Hommage aux marionnettes sur l’eau du Vietnam
Connaissez-vous les marionnettes sur l’eau du Vietnam ? Lorsque Dominique Pitoiset se rendit au Vietnam pour la première fois, il se préparait donc à découvrir avant tout un répertoire de figures traditionnelles, animées par une technique unique au monde. Et le but de son voyage lui paraissait simple. Il s’agissait d’abord de rencontrer les artisans, les artistes et les interprètes locaux, de prendre le temps de s’imprégner de leur style, de leurs procédés, de leurs histoires. Il s’agissait ensuite de leur proposer de confronter leurs savoir-faire aux conceptions d’un artiste européen, en vue de travailler ensemble à la création d’un spectacle. Un tel projet, bien conduit, ne pouvait d’ailleurs que profiter aux deux parties. Du côté vietnamien, il offrait l’occasion de vivifier une tradition vénérable, mais aujourd’hui menacée de sclérose, à l’heure où la mondialisation risque de transformer tant de coutumes ancestrales en exhibitions folkloriques pour touristes. Du côté européen, il permettait d’observer des gestes, de collecter des récits, de s’exposer avec patience à ce qu’Antoine Berman appelait « l’épreuve de l’étranger ». La rencontre eut bien lieu. Mais comme il arrive dans les vraies rencontres, elle fut d’une profondeur et d’une intensité que personne n’avait anticipées. Car ce ne sont pas seulement les marionnettes qui ont frappé l’imagination de Pitoiset, ni même leurs manipulateurs qui l’ont fasciné. C’est tout un ensemble, aigu et confus à la fois, de sensations, d’impressions de voyage, d’images et de réflexions inattendues, qu’a suscité le choc que fut pour lui le Vietnam d’aujourd’hui. Pitoiset a visité, bien sûr, le berceau légendaire des « marionnettes sur l’eau » : la superbe Pagode du Maître, fondée au XIe siècle au pied du mont Thây, au
bord d’un vaste lac perdu dans les rizières. (…) Mais Pitoiset ne s’en est pas tenu là. Il ne s’est pas laissé tout à fait éblouir par la beauté du site où vécut Tu Dao Hanh. Il a aussi éprouvé l’énergie bouillonnante des rues de Hanoï, l’avancée du modèle américain en passe de devenir mondial. Il a vu, entre la capitale et la pagode, les campagnes qui disparaissaient littéralement à vue d’oeil, englouties sous l’irrépressible avancée des gratte-ciel et des autoroutes. (…)
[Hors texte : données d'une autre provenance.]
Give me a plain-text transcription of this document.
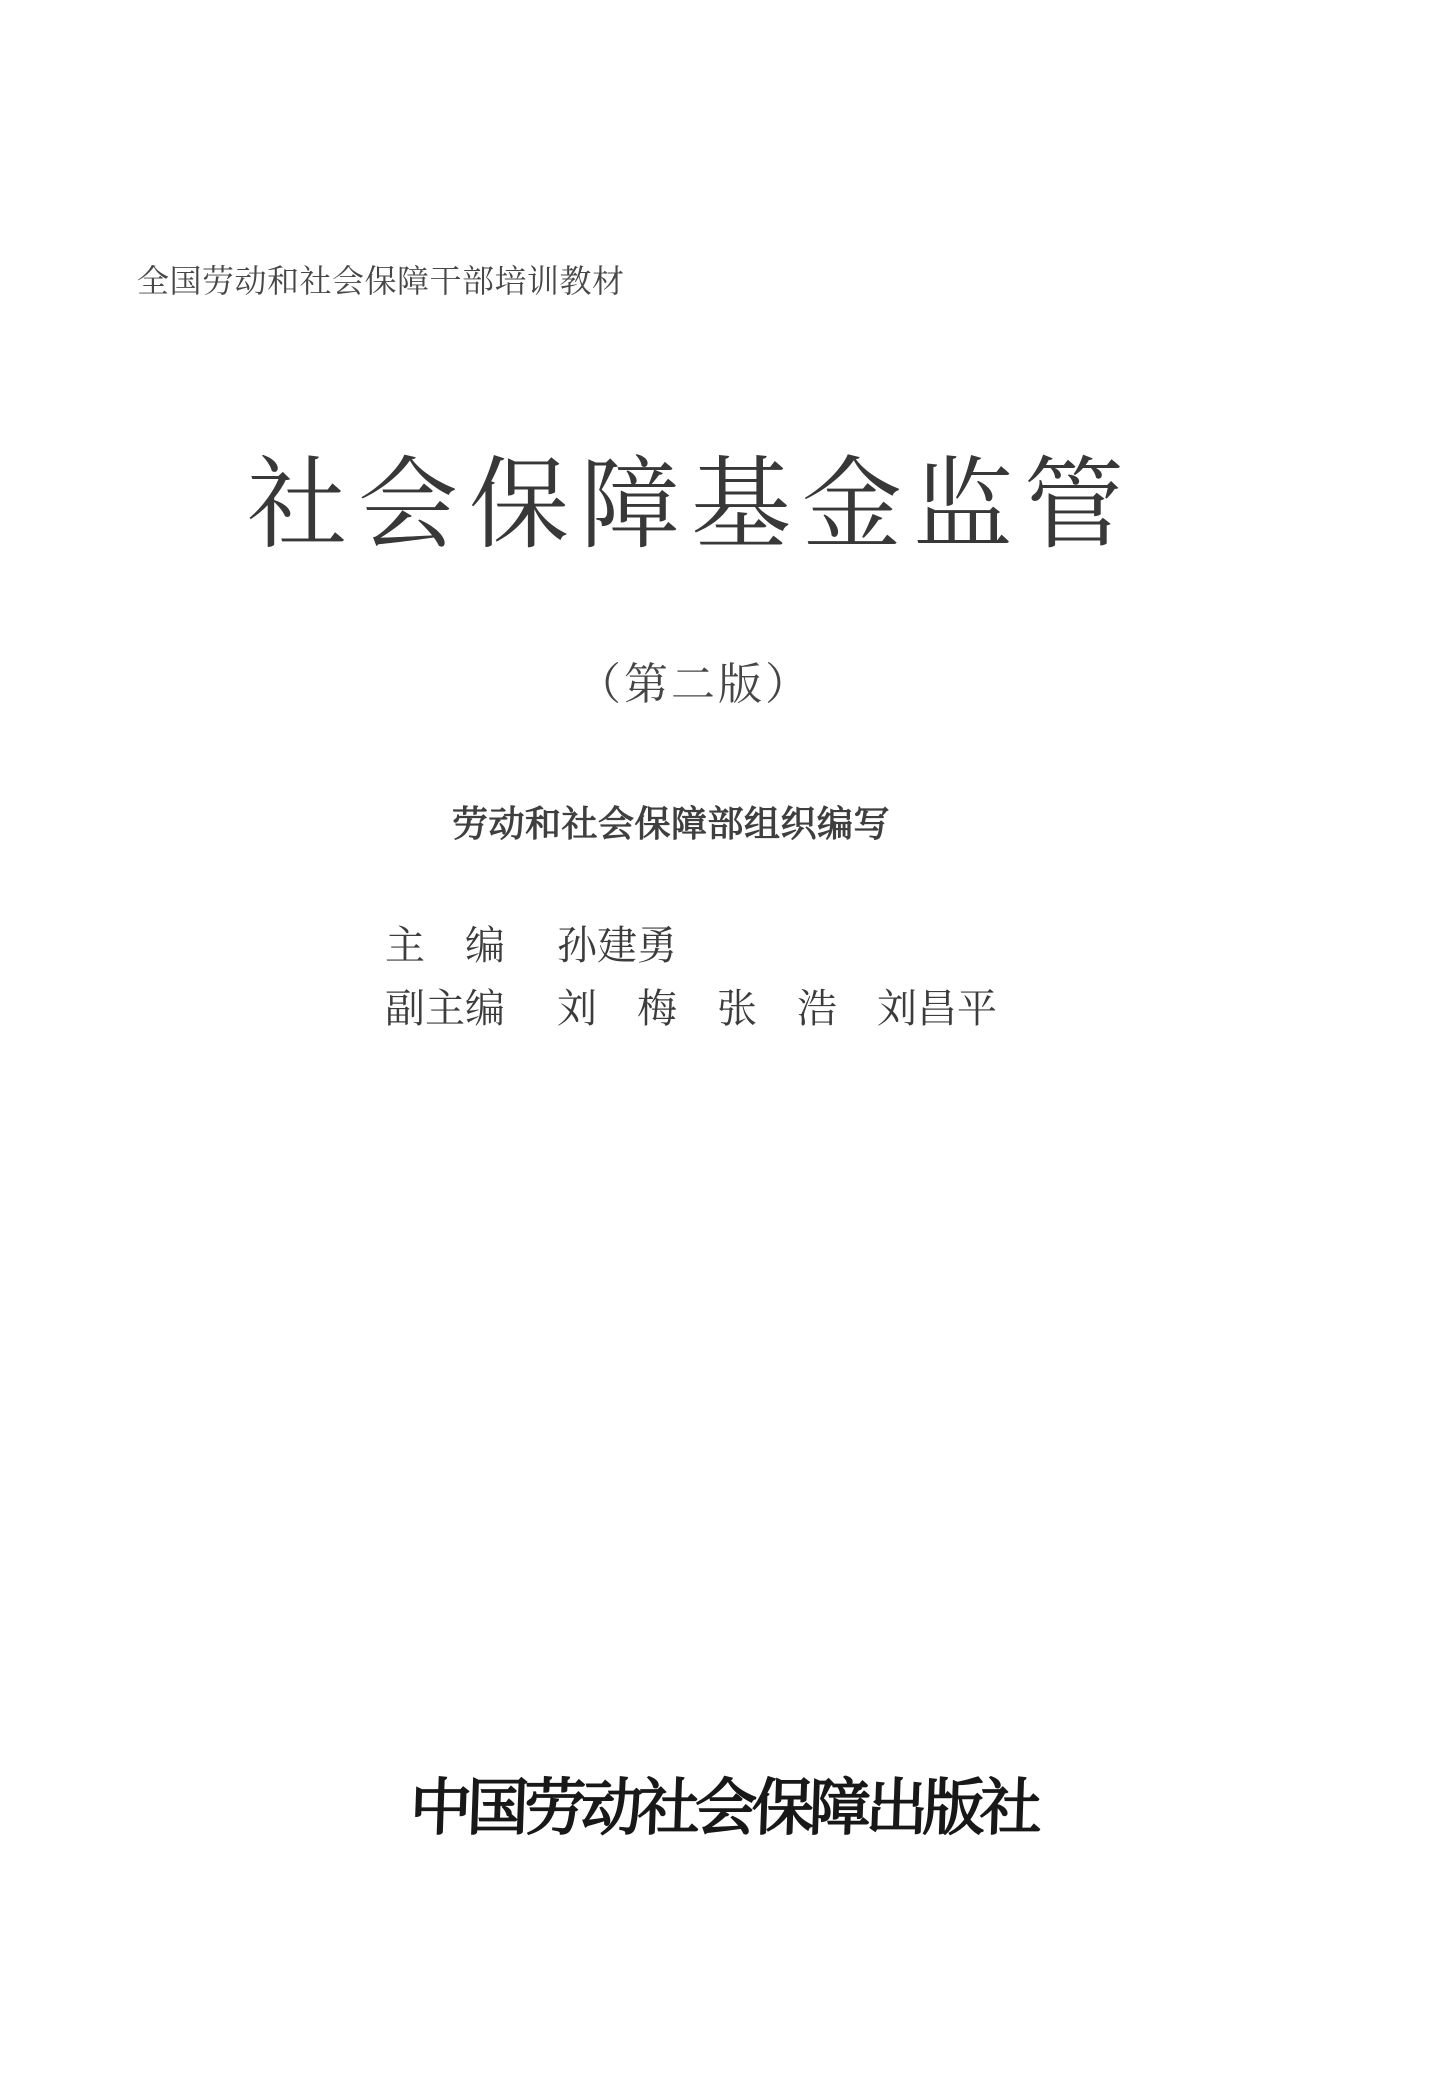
全国劳动和社会保障干部培训教材
社会保障基金监管
（第二版）
劳动和社会保障部组织编写
主　编 孙建勇
副主编 刘　梅　张　浩　刘昌平
中国劳动社会保障出版社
Et peu à peu, entre la disparition du Maître et la destruction (ou l’arraisonnement) des lieux où il repose, Pitoiset a senti vibrer une affinité, difficile à formuler : une silencieuse histoire commune, entrelaçant la merveille, la métamorphose et la menace. Un récit que les marionnettes et ceux qui les font vivre sont seuls à même de raconter. Le Maître des marionnettes est donc devenu un carnet de croquis, un journal de bord, ou le récit d’une enquête onirique, nourri des rencontres qui ont inspiré Pitoiset : un bonze vivant aujourd’hui dans la pagode qu’assiègent toujours plus de touristes, une vieille femme qui seule sait encore chanter le poème retraçant la vie du Maître, tant d’autres encore – manipulateurs, musiciens, artistes et artisans, témoins du Vietnam d’hier et d’aujourd’hui, pris comme nous dans la collision des temps, peuplant cette méditation sur l’art si difficile du voyage.